Intensification of the meridional temperature gradient in the Great Barrier Reef following the Last Glacial Maximum

Abstract

Tropical south-western Pacific temperatures are of vital importance to the Great Barrier Reef (GBR), but the role of sea surface temperatures (SSTs) in the growth of the GBR since the Last Glacial Maximum remains largely unknown. Here we present records of Sr/Ca and δ(18)O for Last Glacial Maximum and deglacial corals that show a considerably steeper meridional SST gradient than the present day in the central GBR. We find a 1-2 °C larger temperature decrease between 17° and 20°S about 20,000 to 13,000 years ago. The result is best explained by the northward expansion of cooler subtropical waters due to a weakening of the South Pacific gyre and East Australian Current. Our findings indicate that the GBR experienced substantial meridional temperature change during the last deglaciation, and serve to explain anomalous deglacial drying of northeastern Australia. Overall, the GBR developed through significant SST change and may be more resilient than previously thought.

Figure 1. Map of the south-western Pacific Ocean.

Locations of Integrated Ocean Drilling Program (IODP) Expedition 325 drilling sites at Noggin Pass (NOG) and Hydrographer’s Passage (HYD) in the central Great Barrier Reef are superimposed on annual mean sea surface temperature (SST) and surface ocean circulation patterns in the study area (SEC, South Equatorial Current; EAC, East Australian Current; TF, Tasman Front). For reference, the modern coral site at Heron Island (HER) in the southern Great Barrier Reef and sediment core MD97-2125 in the southeastern Coral Sea are shown. The Coral Sea is the region off the northeast coast of Australia that is bounded by New Guinea to the north and several smaller islands in the east. The Western Pacific Warm Pool is defined as the region where annual mean SST is greater than 28 °C (ref. 62).

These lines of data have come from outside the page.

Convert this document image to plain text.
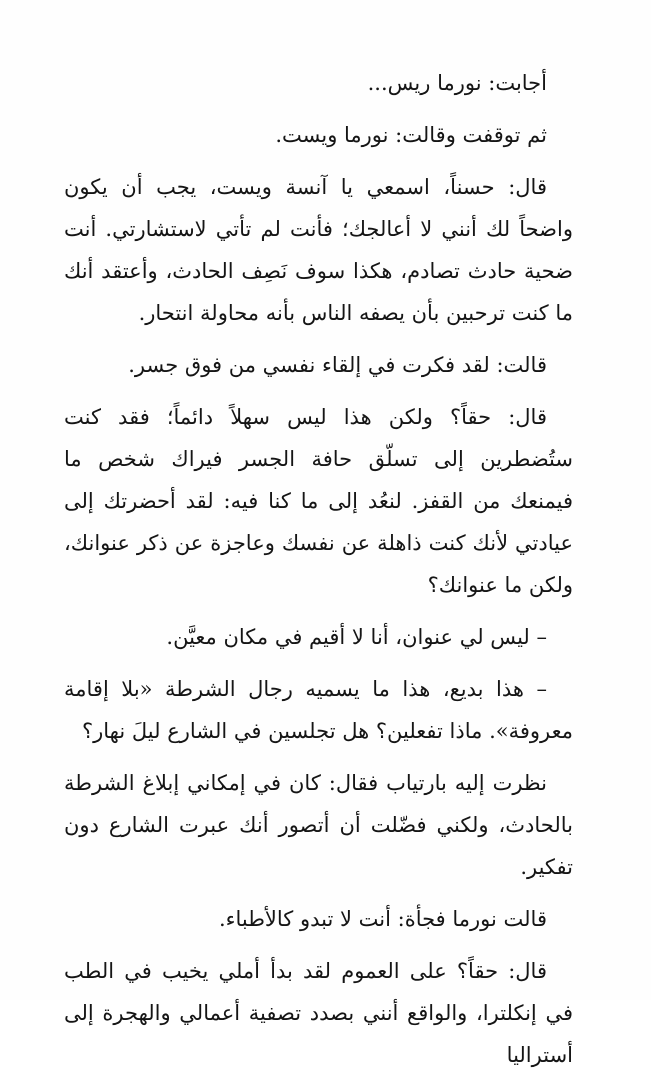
أجابت: نورما ريس...

ثم توقفت وقالت: نورما ويست.

قال: حسناً، اسمعي يا آنسة ويست، يجب أن يكون واضحاً لك أنني لا أعالجك؛ فأنت لم تأتي لاستشارتي. أنت ضحية حادث تصادم، هكذا سوف نَصِف الحادث، وأعتقد أنك ما كنت ترحبين بأن يصفه الناس بأنه محاولة انتحار.

قالت: لقد فكرت في إلقاء نفسي من فوق جسر.

قال: حقاً؟ ولكن هذا ليس سهلاً دائماً؛ فقد كنت ستُضطرين إلى تسلّق حافة الجسر فيراك شخص ما فيمنعك من القفز. لنعُد إلى ما كنا فيه: لقد أحضرتك إلى عيادتي لأنك كنت ذاهلة عن نفسك وعاجزة عن ذكر عنوانك، ولكن ما عنوانك؟

– ليس لي عنوان، أنا لا أقيم في مكان معيَّن.

– هذا بديع، هذا ما يسميه رجال الشرطة «بلا إقامة معروفة». ماذا تفعلين؟ هل تجلسين في الشارع ليلَ نهار؟

نظرت إليه بارتياب فقال: كان في إمكاني إبلاغ الشرطة بالحادث، ولكني فضّلت أن أتصور أنك عبرت الشارع دون تفكير.

قالت نورما فجأة: أنت لا تبدو كالأطباء.

قال: حقاً؟ على العموم لقد بدأ أملي يخيب في الطب في إنكلترا، والواقع أنني بصدد تصفية أعمالي والهجرة إلى أستراليا
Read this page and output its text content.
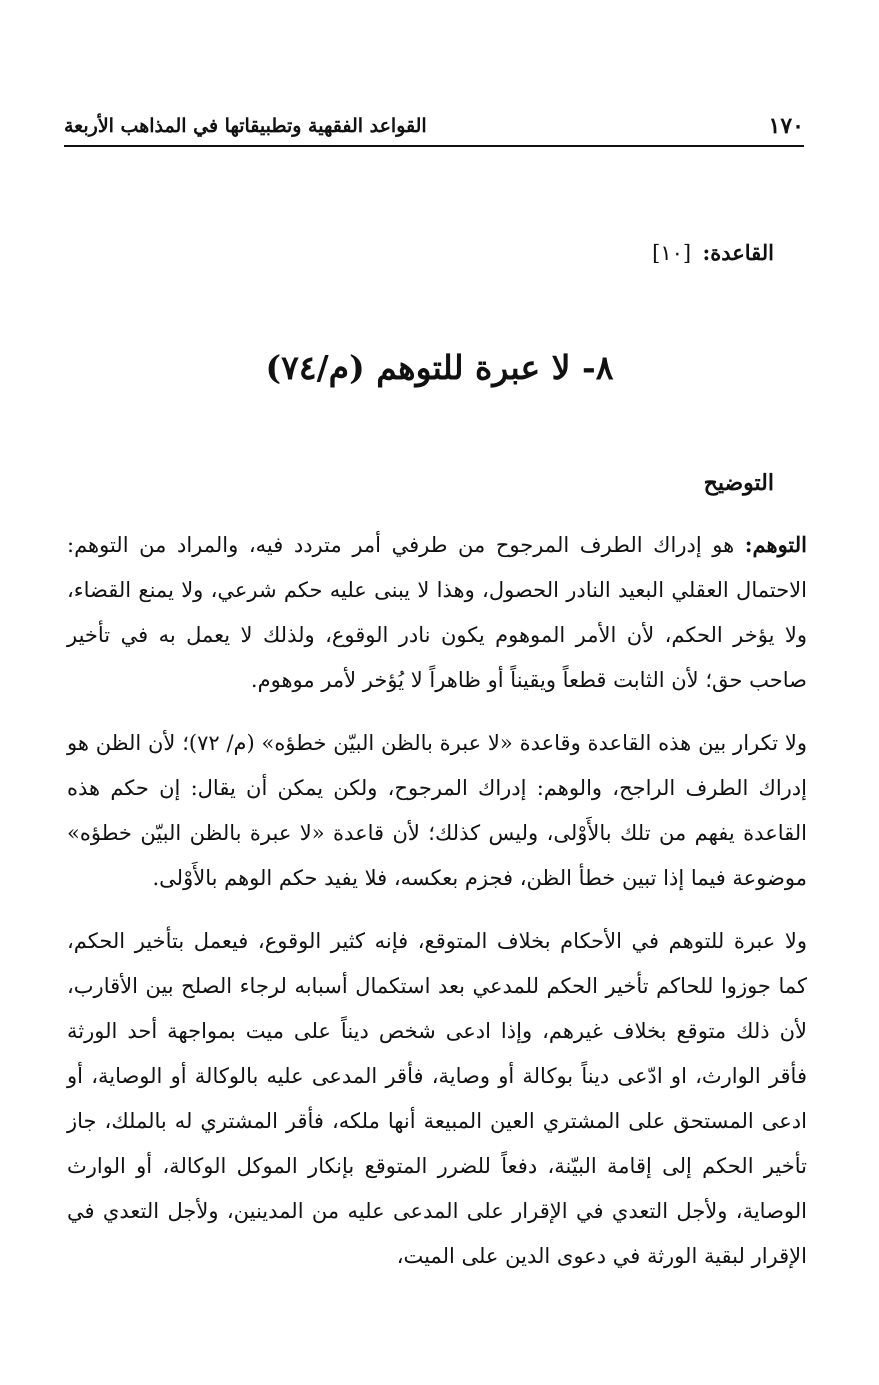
١٧٠
القواعد الفقهية وتطبيقاتها في المذاهب الأربعة
القاعدة: [١٠]
٨- لا عبرة للتوهم (م/٧٤)
التوضيح

التوهم: هو إدراك الطرف المرجوح من طرفي أمر متردد فيه، والمراد من التوهم: الاحتمال العقلي البعيد النادر الحصول، وهذا لا يبنى عليه حكم شرعي، ولا يمنع القضاء، ولا يؤخر الحكم، لأن الأمر الموهوم يكون نادر الوقوع، ولذلك لا يعمل به في تأخير صاحب حق؛ لأن الثابت قطعاً ويقيناً أو ظاهراً لا يُؤخر لأمر موهوم.

ولا تكرار بين هذه القاعدة وقاعدة «لا عبرة بالظن البيّن خطؤه» (م/ ٧٢)؛ لأن الظن هو إدراك الطرف الراجح، والوهم: إدراك المرجوح، ولكن يمكن أن يقال: إن حكم هذه القاعدة يفهم من تلك بالأَوْلى، وليس كذلك؛ لأن قاعدة «لا عبرة بالظن البيّن خطؤه» موضوعة فيما إذا تبين خطأ الظن، فجزم بعكسه، فلا يفيد حكم الوهم بالأَوْلى.

ولا عبرة للتوهم في الأحكام بخلاف المتوقع، فإنه كثير الوقوع، فيعمل بتأخير الحكم، كما جوزوا للحاكم تأخير الحكم للمدعي بعد استكمال أسبابه لرجاء الصلح بين الأقارب، لأن ذلك متوقع بخلاف غيرهم، وإذا ادعى شخص ديناً على ميت بمواجهة أحد الورثة فأقر الوارث، او ادّعى ديناً بوكالة أو وصاية، فأقر المدعى عليه بالوكالة أو الوصاية، أو ادعى المستحق على المشتري العين المبيعة أنها ملكه، فأقر المشتري له بالملك، جاز تأخير الحكم إلى إقامة البيّنة، دفعاً للضرر المتوقع بإنكار الموكل الوكالة، أو الوارث الوصاية، ولأجل التعدي في الإقرار على المدعى عليه من المدينين، ولأجل التعدي في الإقرار لبقية الورثة في دعوى الدين على الميت،
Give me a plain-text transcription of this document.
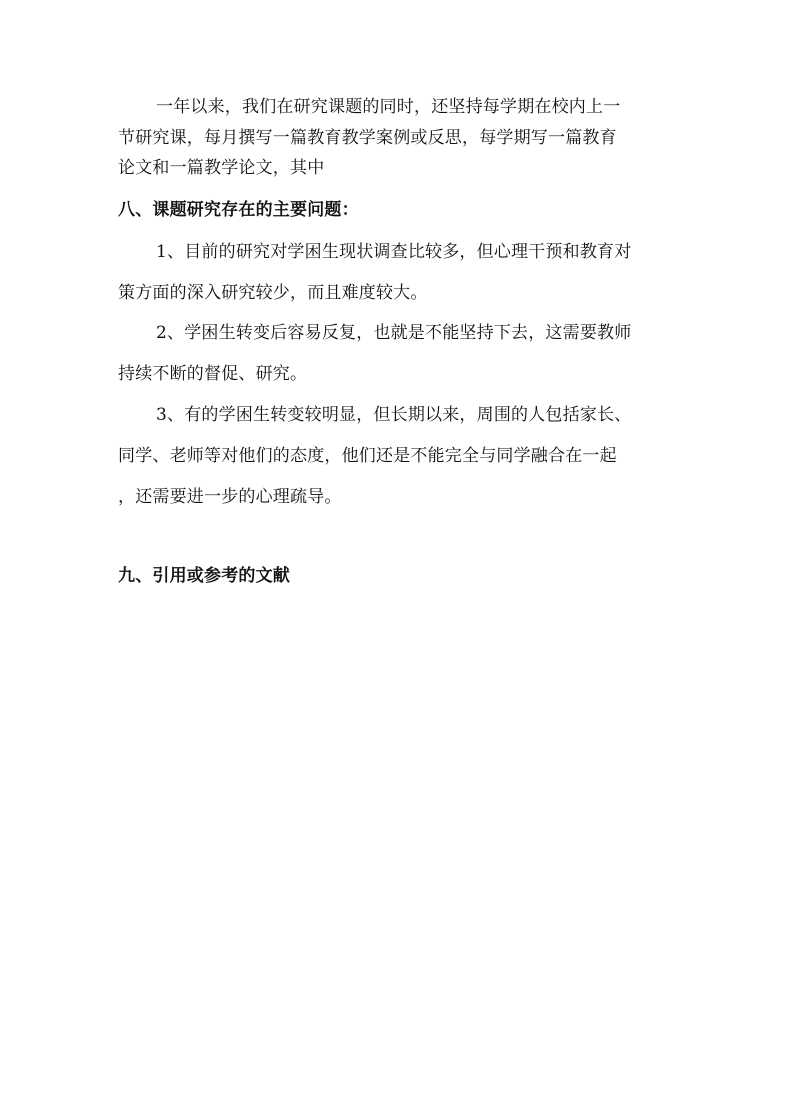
一年以来，我们在研究课题的同时，还坚持每学期在校内上一
节研究课，每月撰写一篇教育教学案例或反思，每学期写一篇教育
论文和一篇教学论文，其中
八、课题研究存在的主要问题：
1、目前的研究对学困生现状调查比较多，但心理干预和教育对
策方面的深入研究较少，而且难度较大。
2、学困生转变后容易反复，也就是不能坚持下去，这需要教师
持续不断的督促、研究。
3、有的学困生转变较明显，但长期以来，周围的人包括家长、
同学、老师等对他们的态度，他们还是不能完全与同学融合在一起
，还需要进一步的心理疏导。
九、引用或参考的文献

Figure 2. Great Barrier Reef coral Sr/Ca and δ¹⁸O and western tropical Pacific temperatures.

(a) Western Pacific Warm Pool (WPWP) sea surface temperature (SST) anomaly (left y axis) and southeastern Coral Sea SST (right y axis) reconstructed from planktonic foraminiferal Mg/Ca. Modern annual mean WPWP SST is >4 °C warmer than SST in the southeastern Coral Sea. (b) Mean Sr/Ca of individual Isopora palifera/cuneata corals from Noggin Pass (NOG) and Hydrographer’s Passage (HYD), central Great Barrier Reef (GBR), and Heron Island (HER), southern GBR (approximate latitude indicated). Weighted least-squares regression lines are shown for NOG and HYD, utilizing data variances as weights. HYD coral Sr/Ca is significantly different from NOG coral Sr/Ca (Methods and Supplementary Fig. 5). The coral-based SST anomalies are not adjusted for changes in seawater Sr/Ca, and thus provide upper estimates of the magnitude of cooling. However, the effects of seawater Sr/Ca changes are similar at both sites, so the reconstructed SST differences between sites are not affected. For reference, the fossil coral-based Sr/Ca-SST anomalies are plotted relative to average Sr/Ca at HER (dashed green line). Modern mean SST at NOG (26.6 °C) and HYD (26.0 °C) is shown relative to SST at HER (24.5 °C) and scaled using the mean coral Sr/Ca-SST relationships of −0.084 mmol mol⁻¹ per °C (ref. 34) (solid red and blue lines) and −0.140 mmol mol⁻¹ per ^°C (ref. 32) (dashed red and blue lines). (c) As in b, but for mean coral δ¹⁸O corrected for the influence of changes in ice volume using a global compilation of benthic foraminifer δ¹⁸O records (for uncorrected coral δ¹⁸O see Supplementary Fig. 8). The resulting coral δ¹⁸O-SST anomalies are shown relative to average δ¹⁸O at HER (dashed green line) using the average of three mean coral δ¹⁸O-SST relationships (−0.22‰ per °C, refs 32, 33, 34). The larger cooling inferred from coral δ¹⁸O compared with Sr/Ca suggests a positive seawater δ¹⁸O anomaly. Modern mean SST at NOG and HYD is shown relative to HER (solid red and blue lines). The grey shading indicates the timing of the Last Glacial Maximum (LGM).